Amiante : Claude Raffaelli, l’ex-médecin du travail de Condé-sur-Noireau, dans l’œil du cyclone

mars 5, 2018 2:41 Publié par

L’ex-médecin du travail de Ferodo-Valeo de Condé-sur-Noireau (14) aurait tout fait pour cacher les dangers de l’amiante selon une enquête de Mediapart sortie lundi 19 février 2018.

Publié le 20 Fév 18 à 18:55 |Modifié le 20 Fév 18 à 19:00

Depuis 1996, plus de 400 décès liés à l’amiante ont été recensés par une association de Condé-sur-Noireau. (©©Pixabay)

Les révélations de Médiapart risquent de faire encore un peu plus de mal aux ex-salariés de Ferodo-Valeo et aux victimes de l’amiante de Condé-sur-Noireau (Calvados).

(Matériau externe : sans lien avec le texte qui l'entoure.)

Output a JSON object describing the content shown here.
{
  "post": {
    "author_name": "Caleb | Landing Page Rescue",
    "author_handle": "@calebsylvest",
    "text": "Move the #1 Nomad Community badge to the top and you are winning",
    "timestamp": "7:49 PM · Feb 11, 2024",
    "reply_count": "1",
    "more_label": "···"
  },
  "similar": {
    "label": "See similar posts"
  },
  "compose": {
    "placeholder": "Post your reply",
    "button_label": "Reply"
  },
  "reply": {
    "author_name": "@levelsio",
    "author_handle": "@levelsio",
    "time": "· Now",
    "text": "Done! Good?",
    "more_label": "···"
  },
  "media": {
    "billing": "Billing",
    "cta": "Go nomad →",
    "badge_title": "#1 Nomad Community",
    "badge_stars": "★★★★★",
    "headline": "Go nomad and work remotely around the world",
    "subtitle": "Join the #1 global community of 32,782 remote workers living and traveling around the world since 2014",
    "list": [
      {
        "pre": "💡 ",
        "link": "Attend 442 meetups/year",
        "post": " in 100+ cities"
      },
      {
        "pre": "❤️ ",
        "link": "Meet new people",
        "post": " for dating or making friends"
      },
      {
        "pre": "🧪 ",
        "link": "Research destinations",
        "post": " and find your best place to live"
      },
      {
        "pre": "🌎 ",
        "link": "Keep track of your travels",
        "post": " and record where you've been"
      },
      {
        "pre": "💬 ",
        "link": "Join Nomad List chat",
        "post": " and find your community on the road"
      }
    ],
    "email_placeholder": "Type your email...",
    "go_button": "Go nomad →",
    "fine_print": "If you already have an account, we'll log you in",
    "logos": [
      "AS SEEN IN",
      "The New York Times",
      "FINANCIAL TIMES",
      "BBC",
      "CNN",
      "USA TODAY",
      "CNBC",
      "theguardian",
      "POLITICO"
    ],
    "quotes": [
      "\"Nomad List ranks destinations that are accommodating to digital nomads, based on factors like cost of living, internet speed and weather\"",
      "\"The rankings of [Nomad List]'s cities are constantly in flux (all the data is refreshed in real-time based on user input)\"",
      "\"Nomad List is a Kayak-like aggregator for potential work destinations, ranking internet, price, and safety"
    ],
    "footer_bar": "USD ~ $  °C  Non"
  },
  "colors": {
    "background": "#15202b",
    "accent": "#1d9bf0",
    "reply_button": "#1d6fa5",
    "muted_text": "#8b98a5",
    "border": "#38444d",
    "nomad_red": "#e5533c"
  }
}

Lundi 19 février 2018, dans une grande enquête, le site d’information y dévoile des documents sur Claude Raffaelli. Mediapart explique que l’ex-médecin du travail dans les usines de transformation d’amiante de Condé-sur-Noireau et membre du Comité permanent amiante (CPA, structure de lobbying chargé de défendre le matériau malgré ses dangers), « réputé meilleur expert de l’amiante durant des années ne sera pas jugé. Il a pourtant tout fait pour cacher les dangers liés à ces fibres cancérigènes », affirme Mediapart.

L’ex-médecin est mis en examen en 2007 par Marie-Odile Bertella-Geffroy, juge en charge du dossier amiante. Celui qui a œuvré pendant 28 ans au sein de Ferodo-Valeo est poursuivi pour blessures et homicides involontaires et non-assistance à personne en péril.

« C’est la première fois en France qu’un médecin du travail est poursuivi », écrit Mediapart.

Mais en décembre 2016, les juges Robinson, Jolivet et Bernard, qui succèdent à la juge Bertella-Geffroy, estiment, sur la base d’un rapport d’expertise, « qu’il n’y a pas assez d’indices graves et concordants contre ce médecin ».

Toujours dans cette enquête de plusieurs pages, Mediapart souligne « de nombreux manquements à la mission de prévention et de protection d’un médecin du travail ».

L’Andeva demande la récusation des juges

Pour l’Andeva, l’association nationale des victimes de l’amiante, « l’article de Médiapart démontre que les magistrats du pôle judiciaire de santé publique n’ont instruit les affaires amiante qu’à décharge, en cherchant par tous les moyens possibles à boucler rapidement leurs dossiers et à rendre des non-lieux ».

En juillet 2017, les victimes de l’amiante ont découvert l’intention des magistrats instructeurs, appuyés par le parquet de Paris, de rendre un non-lieu généralisé sur tous les dossiers. Une claque pour les victimes.

« Dès lors, l’Andeva a éprouvé de sérieux doutes sur la qualité de l’instruction et sur le respect par les juges de l’article 81 du Code de procédure pénale d’instruire à charge et à décharge. Aujourd’hui, avec les révélations de l’enquête de Médiapart, le doute n’est plus permis. »

L’association dénonce aussi le rapport d’expertise de 2016. « La manière dont les magistrats ont fait pression sur les experts est édifiante. »

Pour l’Andeva :

« Il est maintenant évident que cette instruction a été menée exclusivement à décharge, que les magistrats du pôle judiciaire de santé publique se sont ingéniés à détricoter toutes les charges qui pesaient sur les principaux protagonistes de l’affaire. »

L’Andeva a demandé à ses avocats de préparer une requête aux fins de récusation des juges du pôle judiciaire de santé publique auprès de la première présidente de la Cour d’appel. Celle-ci sera déposée dans les prochains jours.